Spatio-Temporal Model for Evaluating Demand Response Potential of Electric Vehicles in Power-Traffic Network

Abstract

Electric vehicles (EVs) can be regarded as a kind of demand response (DR) resource. Nevertheless, the EVs travel behavior is flexible and random, in addition, their willingness to participate in the DR event is uncertain, they are expected to be managed and utilized by the EV aggregator (EVA). In this perspective, this paper presents a composite methodology that take into account the dynamic road network (DRN) information and fuzzy user participation (FUP) for obtaining spatio-temporal projections of demand response potential from electric vehicles and the electric vehicle aggregator. A dynamic traffic network model taking over the traffic time-varying information is developed by graph theory. The trip chain based on housing travel survey is set up, where Dijkstra algorithm is employed to plan the optimal route of EVs, in order to find the travel distance and travel time of each trip of EVs.

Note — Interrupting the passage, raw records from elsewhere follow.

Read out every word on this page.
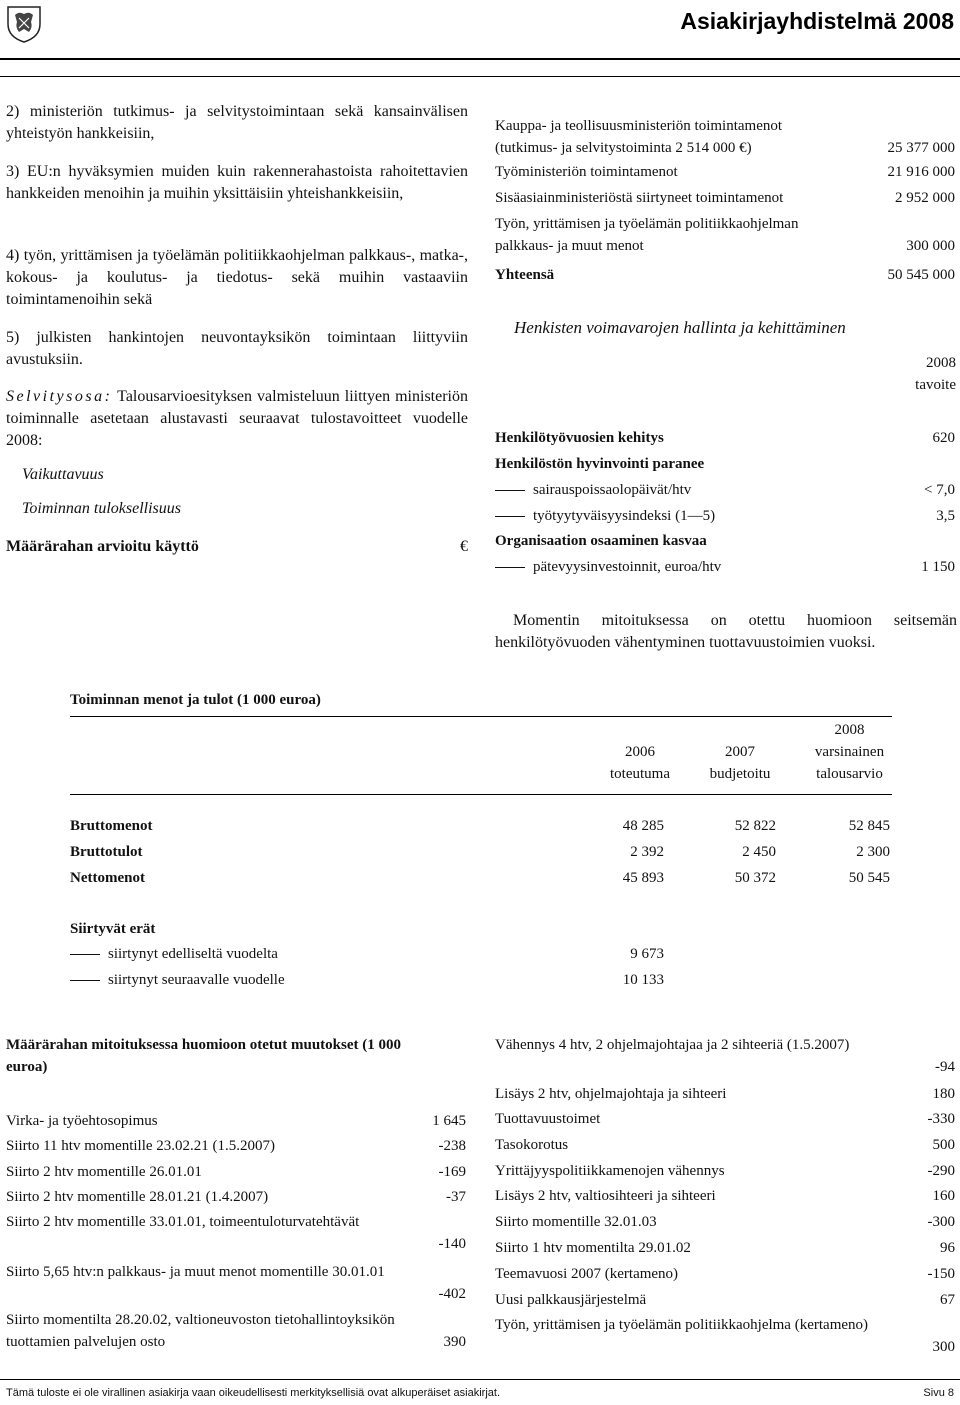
Asiakirjayhdistelmä 2008
2) ministeriön tutkimus- ja selvitystoimintaan sekä kansainvälisen yhteistyön hankkeisiin,
3) EU:n hyväksymien muiden kuin rakennerahastoista rahoitettavien hankkeiden menoihin ja muihin yksittäisiin yhteishankkeisiin,
4) työn, yrittämisen ja työelämän politiikkaohjelman palkkaus-, matka-, kokous- ja koulutus- ja tiedotus- sekä muihin vastaaviin toimintamenoihin sekä
5) julkisten hankintojen neuvontayksikön toimintaan liittyviin avustuksiin.
Selvitysosa: Talousarvioesityksen valmisteluun liittyen ministeriön toiminnalle asetetaan alustavasti seuraavat tulostavoitteet vuodelle 2008:
Vaikuttavuus
Toiminnan tuloksellisuus
Määrärahan arvioitu käyttö	€
Kauppa- ja teollisuusministeriön toimintamenot (tutkimus- ja selvitystoiminta 2 514 000 €)	25 377 000
Työministeriön toimintamenot	21 916 000
Sisäasiainministeriöstä siirtyneet toimintamenot	2 952 000
Työn, yrittämisen ja työelämän politiikkaohjelman palkkaus- ja muut menot	300 000
Yhteensä	50 545 000
Henkisten voimavarojen hallinta ja kehittäminen
2008
tavoite
Henkilötyövuosien kehitys	620
Henkilöstön hyvinvointi paranee
sairauspoissaolopäivät/htv	< 7,0
työtyytyväisyysindeksi (1—5)	3,5
Organisaation osaaminen kasvaa
pätevyysinvestoinnit, euroa/htv	1 150
Momentin mitoituksessa on otettu huomioon seitsemän henkilötyövuoden vähentyminen tuottavuustoimien vuoksi.
Toiminnan menot ja tulot (1 000 euroa)
2006
toteutuma
2007
budjetoitu
2008
varsinainen
talousarvio
Bruttomenot	48 285	52 822	52 845
Bruttotulot	2 392	2 450	2 300
Nettomenot	45 893	50 372	50 545
Siirtyvät erät
siirtynyt edelliseltä vuodelta	9 673
siirtynyt seuraavalle vuodelle	10 133
Määrärahan mitoituksessa huomioon otetut muutokset (1 000 euroa)
Virka- ja työehtosopimus	1 645
Siirto 11 htv momentille 23.02.21 (1.5.2007)	-238
Siirto 2 htv momentille 26.01.01	-169
Siirto 2 htv momentille 28.01.21 (1.4.2007)	-37
Siirto 2 htv momentille 33.01.01, toimeentuloturvatehtävät
-140
Siirto 5,65 htv:n palkkaus- ja muut menot momentille 30.01.01
-402
Siirto momentilta 28.20.02, valtioneuvoston tietohallintoyksikön tuottamien palvelujen osto	390
Vähennys 4 htv, 2 ohjelmajohtajaa ja 2 sihteeriä (1.5.2007)
-94
Lisäys 2 htv, ohjelmajohtaja ja sihteeri	180
Tuottavuustoimet	-330
Tasokorotus	500
Yrittäjyyspolitiikkamenojen vähennys	-290
Lisäys 2 htv, valtiosihteeri ja sihteeri	160
Siirto momentille 32.01.03	-300
Siirto 1 htv momentilta 29.01.02	96
Teemavuosi 2007 (kertameno)	-150
Uusi palkkausjärjestelmä	67
Työn, yrittämisen ja työelämän politiikkaohjelma (kertameno)
300
Tämä tuloste ei ole virallinen asiakirja vaan oikeudellisesti merkityksellisiä ovat alkuperäiset asiakirjat.	Sivu 8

To demonstrate the uncertainties of the EVs travel pattern, simulation analysis is conducted using Monte Carlo method. Subsequently, we suggest a fuzzy logic-based approach to uncertainty analysis that starts with investigating EV users’ subjective ability to participate in DR event, and we develop the FUP response mechanism which is constructed by three factors including the remaining dwell time, remaining SOC, and incentive electricity pricing. The FUP is used to calculate the real-time participation level of a single EV. Finally, we take advantage of a simulation example with a coupled 25-node road network and 54-node power distribution system to demonstrate the effectiveness of the proposed method.